I dati della biografia di Archiloco si desumono dai riferimenti delle sue opere, da interpretarsi tuttavia con una certa cautela, tenendo presente che l'io poetico non necessariamente coincide con l'io personale. Altre notizie si ricavano da testimonianze di autori antichi e dalle iscrizioni apposte a due monumenti coi quali i suoi concittadini vollero onorare in epoche più tarde la sua memoria; tali iscrizioni prendono nome dai due dedicanti, Mnesiepes e Sostene, e risalgono al III e al I sec. a.C. In uno dei frammenti è ricordata un'eclissi solare totale, che è probabilmente quella del 648 a.C., e in un altro compare un riferimento a Gige, che regnò sulla Lidia dal 687 al 652 a.C. E' possibile quindi collocare la maturità del poeta intorno alla metà del VII sec. a.C. Egli nacque a Paro, una delle isole Cicladi, come bastardo di una nobile famiglia; il padre Telesicle era uno dei cittadini più in vista, ma la tradizione antica vuole che la madre Enipo fosse una schiava. Escluso forse per questa ragione dall'eredità paterna, Archiloco emigrò nell'isola di Taso, situata nell'Egeo settentrionale di fronte alla costa della Tracia. Qui egli militò contro i Traci; in seguito ritornò a Paro e combatté contro gli abitanti della vicina isola di Nasso. Fu durante una battaglia che cadde per mano di un certo Calonda, al quale, sempre secondo la tradizione, il dio di Delfi negò poi l'ingresso nel tempio perché aveva ucciso "lo scudiero delle Muse".
Del mio scudo si fa bello uno dei Saii. Presso un cespuglio lo dovetti lasciare; e non volevo. Che bellezza di scudo, ma mi salvai. Alla malora, un altro ne comprerò, migliore.

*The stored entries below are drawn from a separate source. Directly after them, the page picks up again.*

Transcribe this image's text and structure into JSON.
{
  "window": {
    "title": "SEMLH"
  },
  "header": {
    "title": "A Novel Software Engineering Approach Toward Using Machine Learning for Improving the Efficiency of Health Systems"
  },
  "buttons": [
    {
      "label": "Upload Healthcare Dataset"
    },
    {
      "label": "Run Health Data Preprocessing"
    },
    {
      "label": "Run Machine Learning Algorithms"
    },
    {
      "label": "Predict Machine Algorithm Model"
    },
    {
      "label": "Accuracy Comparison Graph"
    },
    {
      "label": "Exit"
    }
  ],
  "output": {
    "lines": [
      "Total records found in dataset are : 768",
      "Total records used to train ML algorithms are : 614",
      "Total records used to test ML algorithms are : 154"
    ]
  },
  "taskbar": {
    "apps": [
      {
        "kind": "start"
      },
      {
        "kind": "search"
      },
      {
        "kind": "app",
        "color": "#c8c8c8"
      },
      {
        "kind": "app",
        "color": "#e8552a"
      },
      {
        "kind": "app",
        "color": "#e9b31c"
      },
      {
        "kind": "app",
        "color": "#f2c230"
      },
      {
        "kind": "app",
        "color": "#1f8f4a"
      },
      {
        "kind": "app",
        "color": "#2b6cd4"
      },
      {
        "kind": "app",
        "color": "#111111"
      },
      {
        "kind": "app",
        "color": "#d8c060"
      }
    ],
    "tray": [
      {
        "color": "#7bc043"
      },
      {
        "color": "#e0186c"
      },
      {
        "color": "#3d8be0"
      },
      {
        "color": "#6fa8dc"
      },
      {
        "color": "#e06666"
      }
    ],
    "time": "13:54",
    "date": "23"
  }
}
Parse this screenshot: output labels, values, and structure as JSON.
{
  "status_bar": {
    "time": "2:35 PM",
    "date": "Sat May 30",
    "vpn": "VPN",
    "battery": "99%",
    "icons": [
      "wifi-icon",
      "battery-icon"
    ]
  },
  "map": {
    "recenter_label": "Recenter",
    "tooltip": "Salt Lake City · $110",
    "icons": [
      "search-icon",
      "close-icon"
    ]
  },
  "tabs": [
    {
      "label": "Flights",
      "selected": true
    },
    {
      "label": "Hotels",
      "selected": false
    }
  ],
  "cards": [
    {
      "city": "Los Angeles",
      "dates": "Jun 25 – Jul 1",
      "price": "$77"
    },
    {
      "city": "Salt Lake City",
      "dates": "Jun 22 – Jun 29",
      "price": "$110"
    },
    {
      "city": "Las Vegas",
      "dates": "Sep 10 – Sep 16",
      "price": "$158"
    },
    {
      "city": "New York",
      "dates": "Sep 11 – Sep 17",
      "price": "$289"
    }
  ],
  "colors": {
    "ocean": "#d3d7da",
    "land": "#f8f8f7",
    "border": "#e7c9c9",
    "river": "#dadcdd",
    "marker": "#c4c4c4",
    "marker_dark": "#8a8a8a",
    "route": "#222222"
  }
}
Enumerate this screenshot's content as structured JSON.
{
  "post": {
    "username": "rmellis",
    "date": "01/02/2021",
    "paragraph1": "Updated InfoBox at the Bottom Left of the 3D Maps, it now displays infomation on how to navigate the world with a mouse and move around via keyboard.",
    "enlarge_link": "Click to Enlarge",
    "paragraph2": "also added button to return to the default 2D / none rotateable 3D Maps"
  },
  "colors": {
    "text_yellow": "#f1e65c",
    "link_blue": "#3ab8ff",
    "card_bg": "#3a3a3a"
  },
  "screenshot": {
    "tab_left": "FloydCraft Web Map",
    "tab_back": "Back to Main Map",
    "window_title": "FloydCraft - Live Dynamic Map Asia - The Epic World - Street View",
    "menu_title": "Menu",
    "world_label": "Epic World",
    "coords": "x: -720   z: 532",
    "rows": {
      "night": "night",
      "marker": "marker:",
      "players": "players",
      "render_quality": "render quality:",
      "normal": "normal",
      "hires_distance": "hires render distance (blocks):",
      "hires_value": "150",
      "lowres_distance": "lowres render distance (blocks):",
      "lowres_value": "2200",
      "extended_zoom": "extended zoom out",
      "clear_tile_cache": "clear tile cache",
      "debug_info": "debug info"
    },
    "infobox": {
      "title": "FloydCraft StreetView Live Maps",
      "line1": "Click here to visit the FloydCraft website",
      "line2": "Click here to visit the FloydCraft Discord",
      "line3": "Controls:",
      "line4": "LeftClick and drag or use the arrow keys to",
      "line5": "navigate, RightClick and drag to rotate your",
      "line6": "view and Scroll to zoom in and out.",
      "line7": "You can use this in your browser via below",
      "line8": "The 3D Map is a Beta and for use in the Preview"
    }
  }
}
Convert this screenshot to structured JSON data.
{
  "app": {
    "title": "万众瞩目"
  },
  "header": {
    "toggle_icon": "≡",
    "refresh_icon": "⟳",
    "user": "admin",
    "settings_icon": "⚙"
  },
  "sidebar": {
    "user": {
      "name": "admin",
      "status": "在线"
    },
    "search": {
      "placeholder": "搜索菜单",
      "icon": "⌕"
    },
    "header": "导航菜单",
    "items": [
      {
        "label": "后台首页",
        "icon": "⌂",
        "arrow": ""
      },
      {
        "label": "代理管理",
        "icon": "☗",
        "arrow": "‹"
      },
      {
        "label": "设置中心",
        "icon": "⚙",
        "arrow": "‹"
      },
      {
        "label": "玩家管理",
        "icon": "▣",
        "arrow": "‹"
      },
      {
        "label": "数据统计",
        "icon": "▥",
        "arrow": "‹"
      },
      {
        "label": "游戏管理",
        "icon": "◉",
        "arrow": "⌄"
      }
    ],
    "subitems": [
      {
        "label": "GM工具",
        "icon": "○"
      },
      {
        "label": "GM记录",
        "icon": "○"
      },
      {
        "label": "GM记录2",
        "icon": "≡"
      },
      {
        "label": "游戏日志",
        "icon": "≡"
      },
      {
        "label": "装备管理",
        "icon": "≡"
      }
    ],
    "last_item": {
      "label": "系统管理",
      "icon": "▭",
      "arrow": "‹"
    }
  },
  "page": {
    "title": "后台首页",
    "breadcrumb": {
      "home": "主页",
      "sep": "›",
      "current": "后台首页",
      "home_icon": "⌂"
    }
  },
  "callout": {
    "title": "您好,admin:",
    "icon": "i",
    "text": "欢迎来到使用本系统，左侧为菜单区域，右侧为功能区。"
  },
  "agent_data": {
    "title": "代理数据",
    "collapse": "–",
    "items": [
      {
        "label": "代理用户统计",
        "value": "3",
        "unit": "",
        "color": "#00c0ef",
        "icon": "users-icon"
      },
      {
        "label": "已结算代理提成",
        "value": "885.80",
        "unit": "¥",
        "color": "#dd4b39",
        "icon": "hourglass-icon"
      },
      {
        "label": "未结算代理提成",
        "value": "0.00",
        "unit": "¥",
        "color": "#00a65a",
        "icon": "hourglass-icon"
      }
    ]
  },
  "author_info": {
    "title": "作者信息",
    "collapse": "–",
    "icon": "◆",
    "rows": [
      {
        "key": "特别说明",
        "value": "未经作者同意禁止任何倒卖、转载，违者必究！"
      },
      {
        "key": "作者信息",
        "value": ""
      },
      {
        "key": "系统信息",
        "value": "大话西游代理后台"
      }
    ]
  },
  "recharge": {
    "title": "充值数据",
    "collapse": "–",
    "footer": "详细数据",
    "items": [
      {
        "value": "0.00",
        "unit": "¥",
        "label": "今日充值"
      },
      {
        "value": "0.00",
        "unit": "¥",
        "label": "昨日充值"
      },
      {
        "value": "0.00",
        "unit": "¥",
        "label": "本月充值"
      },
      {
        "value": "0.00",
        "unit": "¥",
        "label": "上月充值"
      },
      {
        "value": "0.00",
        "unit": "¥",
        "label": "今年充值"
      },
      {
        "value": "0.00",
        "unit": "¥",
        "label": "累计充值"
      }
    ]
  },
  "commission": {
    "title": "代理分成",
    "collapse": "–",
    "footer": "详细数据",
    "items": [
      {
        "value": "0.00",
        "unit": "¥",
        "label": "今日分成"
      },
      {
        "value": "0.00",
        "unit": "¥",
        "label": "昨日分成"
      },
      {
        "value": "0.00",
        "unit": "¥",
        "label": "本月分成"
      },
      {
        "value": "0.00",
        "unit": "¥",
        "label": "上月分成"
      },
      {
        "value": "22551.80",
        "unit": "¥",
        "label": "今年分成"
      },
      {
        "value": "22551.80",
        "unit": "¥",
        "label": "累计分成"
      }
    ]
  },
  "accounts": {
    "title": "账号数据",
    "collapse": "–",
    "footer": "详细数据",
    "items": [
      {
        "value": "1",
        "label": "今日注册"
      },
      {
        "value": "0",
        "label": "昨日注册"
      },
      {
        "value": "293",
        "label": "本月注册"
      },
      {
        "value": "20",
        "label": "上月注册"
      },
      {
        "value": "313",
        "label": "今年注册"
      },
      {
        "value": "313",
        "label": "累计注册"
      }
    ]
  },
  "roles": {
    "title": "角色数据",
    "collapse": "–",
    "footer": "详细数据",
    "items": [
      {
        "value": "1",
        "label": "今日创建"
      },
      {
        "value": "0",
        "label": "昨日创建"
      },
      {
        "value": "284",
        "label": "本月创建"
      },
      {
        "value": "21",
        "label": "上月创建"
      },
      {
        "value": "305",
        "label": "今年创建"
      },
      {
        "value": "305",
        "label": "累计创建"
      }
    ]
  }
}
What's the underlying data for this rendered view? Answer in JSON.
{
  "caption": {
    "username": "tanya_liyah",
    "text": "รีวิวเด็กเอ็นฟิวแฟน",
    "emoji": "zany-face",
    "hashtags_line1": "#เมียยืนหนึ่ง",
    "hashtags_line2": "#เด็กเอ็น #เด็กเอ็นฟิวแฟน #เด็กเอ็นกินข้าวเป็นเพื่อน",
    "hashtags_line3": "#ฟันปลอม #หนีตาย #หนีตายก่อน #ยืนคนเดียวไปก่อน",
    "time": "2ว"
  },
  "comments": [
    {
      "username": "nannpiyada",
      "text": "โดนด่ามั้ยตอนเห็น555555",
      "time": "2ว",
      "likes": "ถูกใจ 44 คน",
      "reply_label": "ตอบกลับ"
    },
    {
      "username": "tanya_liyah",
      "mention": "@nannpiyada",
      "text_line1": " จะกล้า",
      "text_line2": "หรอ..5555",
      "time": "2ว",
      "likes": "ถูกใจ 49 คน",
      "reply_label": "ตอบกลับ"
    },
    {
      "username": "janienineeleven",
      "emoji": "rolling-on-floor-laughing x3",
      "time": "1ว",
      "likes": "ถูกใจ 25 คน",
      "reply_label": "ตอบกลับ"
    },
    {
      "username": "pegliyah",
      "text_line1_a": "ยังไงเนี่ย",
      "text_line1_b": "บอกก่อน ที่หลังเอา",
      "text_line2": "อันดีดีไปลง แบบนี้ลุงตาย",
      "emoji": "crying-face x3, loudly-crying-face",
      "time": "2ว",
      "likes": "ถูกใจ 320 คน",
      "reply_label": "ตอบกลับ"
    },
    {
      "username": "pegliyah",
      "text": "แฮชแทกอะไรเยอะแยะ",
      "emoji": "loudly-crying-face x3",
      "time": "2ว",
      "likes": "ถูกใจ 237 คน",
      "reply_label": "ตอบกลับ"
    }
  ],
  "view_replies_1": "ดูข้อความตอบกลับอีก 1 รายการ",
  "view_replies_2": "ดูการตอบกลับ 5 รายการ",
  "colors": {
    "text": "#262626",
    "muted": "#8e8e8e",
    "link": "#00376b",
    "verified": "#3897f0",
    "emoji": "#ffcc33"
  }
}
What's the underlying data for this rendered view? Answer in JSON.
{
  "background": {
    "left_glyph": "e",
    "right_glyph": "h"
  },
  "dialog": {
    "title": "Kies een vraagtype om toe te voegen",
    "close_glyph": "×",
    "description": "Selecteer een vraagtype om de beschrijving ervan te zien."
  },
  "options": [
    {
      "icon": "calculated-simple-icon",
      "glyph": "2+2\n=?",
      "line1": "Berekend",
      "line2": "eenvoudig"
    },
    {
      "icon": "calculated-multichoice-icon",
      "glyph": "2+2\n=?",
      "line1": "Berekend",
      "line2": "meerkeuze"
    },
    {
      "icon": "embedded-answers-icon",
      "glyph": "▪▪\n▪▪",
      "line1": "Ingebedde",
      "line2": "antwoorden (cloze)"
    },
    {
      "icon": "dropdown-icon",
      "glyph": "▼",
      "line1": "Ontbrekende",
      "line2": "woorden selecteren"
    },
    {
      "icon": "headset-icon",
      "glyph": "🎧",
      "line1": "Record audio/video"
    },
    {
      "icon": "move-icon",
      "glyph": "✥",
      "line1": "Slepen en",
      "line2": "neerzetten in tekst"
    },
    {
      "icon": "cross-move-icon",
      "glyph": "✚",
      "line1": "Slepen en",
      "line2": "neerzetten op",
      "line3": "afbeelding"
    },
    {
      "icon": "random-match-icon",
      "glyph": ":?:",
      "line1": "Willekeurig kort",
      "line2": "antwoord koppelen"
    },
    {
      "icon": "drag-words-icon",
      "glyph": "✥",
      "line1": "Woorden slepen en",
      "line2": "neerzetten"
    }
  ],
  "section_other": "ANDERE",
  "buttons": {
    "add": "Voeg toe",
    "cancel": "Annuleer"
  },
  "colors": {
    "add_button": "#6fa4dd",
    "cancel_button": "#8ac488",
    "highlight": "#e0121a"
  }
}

Archiloco inaugura aggressivamente una nuova maniera di collocarsi al centro della propria attività di poeta. Egli diventa il protagonista assoluto dei suoi versi, impone la prima persona come referente unico dell'esperienza assunta ad argomento, esige dal pubblico di conformarsi al suo sistema di valori. Come nel caso degli altri poeti lirici, la sua produzione presuppone un pubblico circoscritto e un'occasione specifica, ed ha una funzione pragmatica: il simposio o la riunione di un gruppo formato sulla base di una comunanza di cultura e di interessi appare la sede privilegiata per la diffusione di questa poesia.
Nelle poesie di Archiloco compaiono i nomi di odiati nemici, ma anche di amici, apostrofati con calore di confidenza; e la sua partecipazione alle vicende politiche esclude di considerarlo un emarginato. D'altra parte, se Archiloco risulta per un certo aspetto integrato nella società cui rivolge i suoi versi, è anche probabile che la sua iniziale condizione di escluso dall'aristocrazia lo vedesse sollecitato a rivedere criticamente i valori tradizionali, contrapponendo ad essi una spregiudicata ed autonoma interpretazione dell'esistenza. Di fronte a un sistema che si richiamava a un'immobile continuità di convenzioni, Archiloco rivendica il valore assoluto del presente e della circostanza. Il reale si rivela nella concretezza della situazione singola e solo dall'occasione l'uomo deve trarre le regole del proprio comportamento. Contrassegno della condizione umana è una fondamentale precarietà, che non consente di prevedere e progettare il futuro; e l'uomo deve salvare il proprio giorno esplorandone a fondo i significati. I valori tradizionali risultano svuotati: l'individuo deve trovare in sé sia la sapienza di conoscere il ritmo che regola il destino suo e della collettività, sia la natura necessaria per fronteggiare gli eventi tristi e lieti senza un eccesso di disperazione o di esaltazione, sia infine il coraggio di fondare la propria dignità sull'esclusiva forza della natura. L'esistenza vale la pena di essere vissuta, con gioia di saperne gustare ogni attimo e con la consapevolezza che nella sua multiforme realtà risiede il valore assoluto dell'esperienza umana.
Questa profonda e convinta vitalità è il connotato essenziale della poesia archilochea, che si manifesta in una indiscussa affermazione di personalità, che assume diverse forme.